Sofern im Regelbetrieb ein OGS-Ferienangebot stattgefunden hätte, kann dieses stattfinden, sofern die personellen und räumlichen Voraussetzungen vor Ort gegeben sind. Die Ferienangebote der OGS werden, wie im Regelbetrieb, durch Personal des Trägers geleistet. Ggfs. ist das geplante Angebot aufgrund der aktuellen Situation nicht überall vollumfänglich aufrecht zu erhalten. Hierfür prüft das Schulministerium ein entsprechendes Zusatzangebot und wird darüber zeitnah informieren.

Da OGS-Ferienangebote häufig als schulübergreifendes Programm gestaltet werden, sind neue Gruppenzusammensetzungen nicht zu vermeiden. Die gebildeten Gruppen in der Ferienbetreuung sind konstant zu halten und zu dokumentieren, um die Durchmischung der Gruppen und neue Infektionsketten zu vermeiden.  Für Ferienangebote gelten die bekannten Vorgaben zum Infektionsschutz und zur Hygiene. (Ggfs. Link zum Gutachten)

Auch Ausflüge oder das Aufsuchen von anderen Einrichtungen (z.B. Museum, Theater...) sind während der Ferienangebote grundsätzlich möglich, da die Geltungsdauer des Fahrtenerlasses, der solche Unternehmungen im laufenden Schuljahr untersagt, auf den Beginn Sommerferien am 29. Juni 2020 begrenzt ist. Auch bei Ausflügen sind entsprechende Hygienekonzepte einzuhalten."

An der Sternwartschule haben bei Regelbetrieb 125 Kinder in fünf OGS- Gruppen Platz und werden von fünf Erzieherinnen betreut. 

Unter den zurzeit geltenden Hygienebedingungen (fester Sitzplatz/ Abstandsregel) finden 50-55 Kinder in fünf Gruppen Platz. Durch den Weggang von Claudia Borowscyk ist die OGS mit Erzieherinnen entsprechend unterbesetzt. Von unserem Träger wurde uns deshalb noch ein Praktikant zur Verfügung gestellt. Die Situation ändert sich nach den Sommerferien, wenn Jenni Rammelt aus der Elternzeit zurückkehrt und zusätzlich eine neue Erzieherin eingestellt wird.

Sie haben eine hohe Nachfrage an Betreuungsbedarf in den Sommerferien geäußert,  was absolut nachvollziehbar ist. Gerne würden wir diese Nachfrage bedienen. Die personellen und räumlichen Voraussetzungen werden das jedoch in dem nachgefragten Umfang nicht zulassen. Zum jetzigen Zeitpunkt gehen wir davon aus, dass wir pro Kind 7-8 Tage Betreuung für die Sommerferien anbieten können, sollten die Eltern verbindlich anmelden , die bei der Abfrage Bedarf angemeldet haben. 

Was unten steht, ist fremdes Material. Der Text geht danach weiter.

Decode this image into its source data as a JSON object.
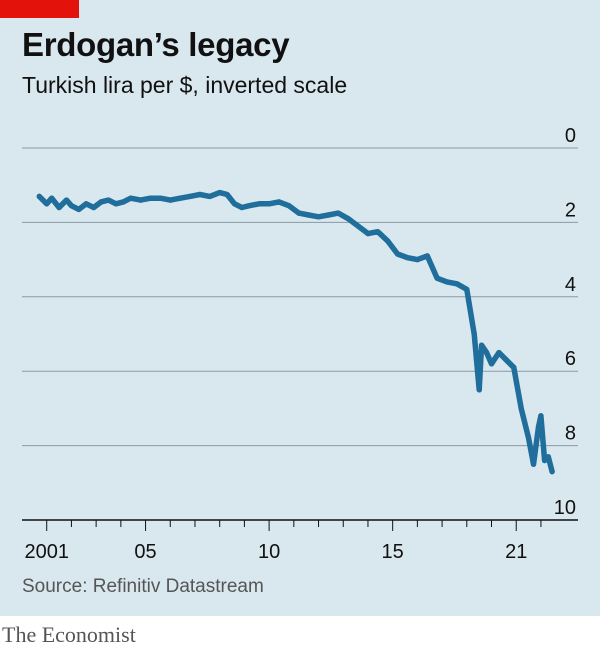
{
  "colors": {
    "background": "#d9e7ef",
    "accent": "#e3120b",
    "series": "#1f6e9b",
    "grid": "#8a9aa3",
    "axis": "#111111"
  },
  "source": "Source: Refinitiv Datastream",
  "brand": "The Economist",
  "chart_data": {
    "type": "line",
    "title": "Erdogan’s legacy",
    "subtitle": "Turkish lira per $, inverted scale",
    "xlabel": "",
    "ylabel": "",
    "y_inverted": true,
    "ylim": [
      0,
      10
    ],
    "xlim": [
      2000.0,
      2022.5
    ],
    "y_ticks": [
      0,
      2,
      4,
      6,
      8,
      10
    ],
    "x_ticks": [
      {
        "value": 2001,
        "label": "2001"
      },
      {
        "value": 2005,
        "label": "05"
      },
      {
        "value": 2010,
        "label": "10"
      },
      {
        "value": 2015,
        "label": "15"
      },
      {
        "value": 2020,
        "label": "21"
      }
    ],
    "grid": true,
    "legend": "none",
    "series": [
      {
        "x": [
          2000.7,
          2001.0,
          2001.2,
          2001.5,
          2001.8,
          2002.0,
          2002.3,
          2002.6,
          2002.9,
          2003.2,
          2003.5,
          2003.8,
          2004.1,
          2004.4,
          2004.8,
          2005.2,
          2005.6,
          2006.0,
          2006.4,
          2006.8,
          2007.2,
          2007.6,
          2008.0,
          2008.3,
          2008.6,
          2008.9,
          2009.2,
          2009.6,
          2010.0,
          2010.4,
          2010.8,
          2011.2,
          2011.6,
          2012.0,
          2012.4,
          2012.8,
          2013.2,
          2013.6,
          2014.0,
          2014.4,
          2014.8,
          2015.2,
          2015.6,
          2016.0,
          2016.4,
          2016.8,
          2017.2,
          2017.6,
          2018.0,
          2018.3,
          2018.5,
          2018.6,
          2018.8,
          2019.0,
          2019.3,
          2019.6,
          2019.9,
          2020.2,
          2020.5,
          2020.7,
          2020.9,
          2021.0,
          2021.15,
          2021.3,
          2021.45
        ],
        "values": [
          1.3,
          1.5,
          1.35,
          1.6,
          1.4,
          1.55,
          1.65,
          1.5,
          1.6,
          1.45,
          1.4,
          1.5,
          1.45,
          1.35,
          1.4,
          1.35,
          1.35,
          1.4,
          1.35,
          1.3,
          1.25,
          1.3,
          1.2,
          1.25,
          1.5,
          1.6,
          1.55,
          1.5,
          1.5,
          1.45,
          1.55,
          1.75,
          1.8,
          1.85,
          1.8,
          1.75,
          1.9,
          2.1,
          2.3,
          2.25,
          2.5,
          2.85,
          2.95,
          3.0,
          2.9,
          3.5,
          3.6,
          3.65,
          3.8,
          5.0,
          6.5,
          5.3,
          5.5,
          5.8,
          5.5,
          5.7,
          5.9,
          7.0,
          7.8,
          8.5,
          7.5,
          7.2,
          8.4,
          8.3,
          8.7
        ]
      }
    ]
  }
}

Die Stadt Düsseldorf sucht nach alternativen Ferienangeboten für Kinder, damit sich die Betreuungssituation entspannt. Bleiben Sie da bitte bei Bedarf aufmerksam. Sollte die Schule diesbezüglich Informationen erhalten, geben wir sie gerne unverzüglich an Sie weiter. 

Die Betreuungssituation ist leider für alle Beteiligten unbefriedigend. Ihr Bedarf wächst nachvollziehbar von Woche zu Woche. Wir haben bereits jetzt täglich die Hälfte unsere Schülerschaft durch Präsenzunterricht und Notbetreuung in der Schule. Leider kommen wir personell an unsere Grenzen, da wir auf eine geringe Gruppengröße achten müssen.

Ich hoffe, wir kommen als Schulgemeinschaft gut durch diese dynamische Zeit. Das Team der Sternwartschule wünscht Ihnen weiterhin beste Gesundheit!